İNSANLARA ACIMAAN BİR ÖRGÜT VAR

‘Fırsatını bulup kaçmak isteyenler çok, kaçıyorlar da. Biz kaçtık, bizim gibi kaçan bir sürü insan da var. O korkuyu hala yaşıyoruz. Her ne kadar kurtulduk diyebiliyorsak ama hala o korku var içimizde çünkü karşınızda insanlara acımayan bir örgüt var. Kesinlikle zaten Kürtlere acımıyor. Bazı konularda siviller öldürülüyordu. Biz bunlara karşı çıkıyorduk.
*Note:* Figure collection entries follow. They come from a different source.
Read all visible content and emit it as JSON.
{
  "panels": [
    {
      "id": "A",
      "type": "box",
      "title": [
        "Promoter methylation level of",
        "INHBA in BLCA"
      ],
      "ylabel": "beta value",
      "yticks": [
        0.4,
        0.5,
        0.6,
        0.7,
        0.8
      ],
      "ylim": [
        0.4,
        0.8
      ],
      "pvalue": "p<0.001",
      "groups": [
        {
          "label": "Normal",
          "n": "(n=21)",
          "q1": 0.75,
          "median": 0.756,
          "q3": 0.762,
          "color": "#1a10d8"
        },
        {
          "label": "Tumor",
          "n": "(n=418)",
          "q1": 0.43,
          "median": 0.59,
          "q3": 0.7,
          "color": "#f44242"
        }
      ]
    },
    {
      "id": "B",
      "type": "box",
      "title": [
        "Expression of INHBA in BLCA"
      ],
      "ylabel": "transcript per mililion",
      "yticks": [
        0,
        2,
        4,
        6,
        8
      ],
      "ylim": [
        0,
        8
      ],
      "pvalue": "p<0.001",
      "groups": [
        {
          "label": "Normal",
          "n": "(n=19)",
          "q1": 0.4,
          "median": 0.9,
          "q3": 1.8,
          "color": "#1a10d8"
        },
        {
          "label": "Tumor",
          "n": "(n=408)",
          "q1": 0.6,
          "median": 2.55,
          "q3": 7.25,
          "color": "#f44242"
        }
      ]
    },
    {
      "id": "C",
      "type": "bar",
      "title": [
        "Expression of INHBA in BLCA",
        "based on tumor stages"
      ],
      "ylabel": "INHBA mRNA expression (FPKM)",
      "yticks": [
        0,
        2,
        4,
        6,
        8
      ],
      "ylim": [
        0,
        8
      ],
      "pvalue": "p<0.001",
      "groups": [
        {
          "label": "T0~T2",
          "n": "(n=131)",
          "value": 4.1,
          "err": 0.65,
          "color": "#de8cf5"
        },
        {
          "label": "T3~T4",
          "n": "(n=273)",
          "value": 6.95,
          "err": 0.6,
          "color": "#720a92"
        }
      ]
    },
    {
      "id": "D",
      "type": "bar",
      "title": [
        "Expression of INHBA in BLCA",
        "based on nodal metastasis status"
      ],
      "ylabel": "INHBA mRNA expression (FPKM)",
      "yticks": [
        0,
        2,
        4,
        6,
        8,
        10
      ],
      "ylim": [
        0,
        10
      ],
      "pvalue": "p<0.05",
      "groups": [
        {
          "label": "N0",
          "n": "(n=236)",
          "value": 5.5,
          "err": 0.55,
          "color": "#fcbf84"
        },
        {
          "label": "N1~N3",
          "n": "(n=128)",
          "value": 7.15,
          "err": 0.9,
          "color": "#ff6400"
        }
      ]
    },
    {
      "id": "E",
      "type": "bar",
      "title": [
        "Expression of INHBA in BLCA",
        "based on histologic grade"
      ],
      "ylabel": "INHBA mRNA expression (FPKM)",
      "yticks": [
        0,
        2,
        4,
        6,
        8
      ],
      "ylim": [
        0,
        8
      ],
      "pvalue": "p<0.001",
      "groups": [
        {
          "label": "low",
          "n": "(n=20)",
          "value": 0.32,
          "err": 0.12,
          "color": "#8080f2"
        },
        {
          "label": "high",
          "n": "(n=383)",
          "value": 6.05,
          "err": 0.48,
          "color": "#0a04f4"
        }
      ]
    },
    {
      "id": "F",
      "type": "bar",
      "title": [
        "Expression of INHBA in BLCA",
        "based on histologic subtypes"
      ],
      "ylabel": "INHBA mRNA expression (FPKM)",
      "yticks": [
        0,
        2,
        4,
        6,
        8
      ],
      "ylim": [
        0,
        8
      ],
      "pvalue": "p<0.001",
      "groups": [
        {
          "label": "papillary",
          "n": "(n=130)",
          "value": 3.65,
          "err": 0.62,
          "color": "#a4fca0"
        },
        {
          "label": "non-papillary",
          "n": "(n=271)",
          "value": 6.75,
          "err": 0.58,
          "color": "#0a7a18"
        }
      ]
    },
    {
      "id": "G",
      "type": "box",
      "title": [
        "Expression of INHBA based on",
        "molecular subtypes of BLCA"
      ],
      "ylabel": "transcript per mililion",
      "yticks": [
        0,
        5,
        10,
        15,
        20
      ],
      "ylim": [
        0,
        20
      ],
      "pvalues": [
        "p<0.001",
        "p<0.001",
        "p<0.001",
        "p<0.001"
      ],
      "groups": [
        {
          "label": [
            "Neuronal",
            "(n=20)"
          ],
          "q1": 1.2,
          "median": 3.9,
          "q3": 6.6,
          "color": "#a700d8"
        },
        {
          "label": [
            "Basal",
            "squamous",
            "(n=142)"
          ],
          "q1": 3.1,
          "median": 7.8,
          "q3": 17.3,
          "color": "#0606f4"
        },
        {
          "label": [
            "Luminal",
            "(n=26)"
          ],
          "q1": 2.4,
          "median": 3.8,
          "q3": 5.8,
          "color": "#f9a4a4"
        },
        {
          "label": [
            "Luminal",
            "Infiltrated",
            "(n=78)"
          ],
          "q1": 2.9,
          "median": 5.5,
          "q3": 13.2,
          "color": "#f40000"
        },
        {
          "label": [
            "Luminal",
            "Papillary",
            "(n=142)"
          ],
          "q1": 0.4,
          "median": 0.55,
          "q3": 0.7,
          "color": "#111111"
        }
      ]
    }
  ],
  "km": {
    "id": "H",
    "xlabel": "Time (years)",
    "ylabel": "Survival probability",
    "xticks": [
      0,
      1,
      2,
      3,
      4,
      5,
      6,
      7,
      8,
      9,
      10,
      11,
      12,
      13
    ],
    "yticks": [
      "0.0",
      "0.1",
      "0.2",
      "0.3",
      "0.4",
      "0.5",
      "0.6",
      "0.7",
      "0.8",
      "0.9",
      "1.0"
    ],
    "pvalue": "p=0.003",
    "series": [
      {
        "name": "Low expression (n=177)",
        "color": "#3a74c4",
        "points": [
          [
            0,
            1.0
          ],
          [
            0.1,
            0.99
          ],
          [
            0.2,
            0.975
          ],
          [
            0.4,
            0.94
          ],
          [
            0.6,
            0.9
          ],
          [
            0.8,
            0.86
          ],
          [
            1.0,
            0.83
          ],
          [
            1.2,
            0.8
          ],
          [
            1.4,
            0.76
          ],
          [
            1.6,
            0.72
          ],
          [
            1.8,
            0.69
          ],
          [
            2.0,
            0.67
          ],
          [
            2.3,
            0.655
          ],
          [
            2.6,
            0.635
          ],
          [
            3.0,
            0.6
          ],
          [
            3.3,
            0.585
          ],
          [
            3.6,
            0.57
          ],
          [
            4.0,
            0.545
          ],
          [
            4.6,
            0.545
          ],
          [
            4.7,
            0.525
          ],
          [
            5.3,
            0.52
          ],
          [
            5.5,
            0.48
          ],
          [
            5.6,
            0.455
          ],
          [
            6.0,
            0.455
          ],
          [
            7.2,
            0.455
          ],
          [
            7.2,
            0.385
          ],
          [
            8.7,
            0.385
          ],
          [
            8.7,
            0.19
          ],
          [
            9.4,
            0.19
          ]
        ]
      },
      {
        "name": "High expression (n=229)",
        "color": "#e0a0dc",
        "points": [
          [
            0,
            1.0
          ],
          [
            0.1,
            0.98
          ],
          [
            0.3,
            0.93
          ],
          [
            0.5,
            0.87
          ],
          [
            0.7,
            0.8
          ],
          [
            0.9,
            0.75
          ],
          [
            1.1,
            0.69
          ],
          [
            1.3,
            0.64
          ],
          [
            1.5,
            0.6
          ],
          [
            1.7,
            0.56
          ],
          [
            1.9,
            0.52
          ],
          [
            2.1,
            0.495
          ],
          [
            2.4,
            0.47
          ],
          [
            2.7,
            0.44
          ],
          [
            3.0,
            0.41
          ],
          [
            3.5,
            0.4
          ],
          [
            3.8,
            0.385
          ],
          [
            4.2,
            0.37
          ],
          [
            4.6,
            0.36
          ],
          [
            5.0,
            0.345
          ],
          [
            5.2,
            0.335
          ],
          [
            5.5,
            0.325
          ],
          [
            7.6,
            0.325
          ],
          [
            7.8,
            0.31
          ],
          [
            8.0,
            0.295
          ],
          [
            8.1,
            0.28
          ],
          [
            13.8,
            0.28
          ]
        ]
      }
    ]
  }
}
Biz sivil halka zarar veriyoruz, sivil halk ölüyor dememize rağmen üstümüze çok geliniyordu.’

SURİYE’DEN TÜNELLERLE SİLAH GELDİ

‘Zaten silah desteğinin çoğu o bölgeden geliyordu bize tünellerle geliyordu.  Zamanında HDP'nin elindeki belediyeler alt yapı hizmeti yapıyoruz diye aslında tüneller yaptı. Çözüm sürecinden bugüne kadar alt sınırdan tutun tünel var mahallelerin içerisine kadar geliyor. Yani belli evlerin içerisine kadar geliyor ve o tünellerden insan geçişini bırakın yani.  Araba gider gelir o tünellerden. O kadar büyük tüneller yapılmış.’

FİNANS KAYNAKLARI BELEDİYELER

‘Çözüm sürecinde HDP'nin elindeki yerler partinin elindeki bütün imkanları  aslında bu yönde kullandılar ve hala kullanıyorlar. Finansman kaynaklarının tamamı belediyeler. Mesela biz belediye araçlarıyla gidip keşif yapıyorduk. İşte karakollarda keşif yapıyorduk, askeriye de keşif yapıyorduk. İstihbaratı onların araçlarıyla, onların işte makam araçlarıyla, pikaplarıyla belediyenin hizmetindeki. Biz bunların tamamını sağlıyorduk.’

HDP’NİN ELİTLERİ DİCLE KENT’TE

‘Yok onlar çatışma bölgesine giremiyorlar. Girer mi yani, neden girsin ki, bir milletvekili canını neden riske atsın?  Adam gider oturur, maaşını yer görüyoruz yani. HDP Genel Başkanın kızlarını hangi okulda okuduğunu çok iyi biliyoruz. Bugün Sur'da kimler yaşıyor? Kürtlerin en fakir halkı, en garibanı. Öğle yemeği olupta akşam yemeği olmayan insanlar yaşıyor. Ama Dicle kentte HDP'nin en elit kesimleri oralarda yaşıyor. Oralarda hendek kazdırırlar mı? Kazdırmazlar.’

KÜRTLERİ ÖLÜME GÖNDERİYORLAR

‘Nasıl olsa bütün devletler bize destek veriyor. Bunun başını Rusya, ABD, İran, Esad rejimi çekiyor. Silah bizden, insan kaynağı Kürtlerden. Aslında Kürtleri bile bile ölüme sevk ediyorlar, bile bile öldürüyorlar. Düşünün ya 13-15 yaşındaki çocuklar kandırılıp bize getiriliyor. Geldikten sonra ağlıyor, sızlıyor ama ne çare. Girmişsin bir kere o bataklığın içerisine. Yani onlarca sivil insan ölmüş, ya da işte gençler ölmüş. Çocuklar ölmüş bu örgütün umurunda değil ki.’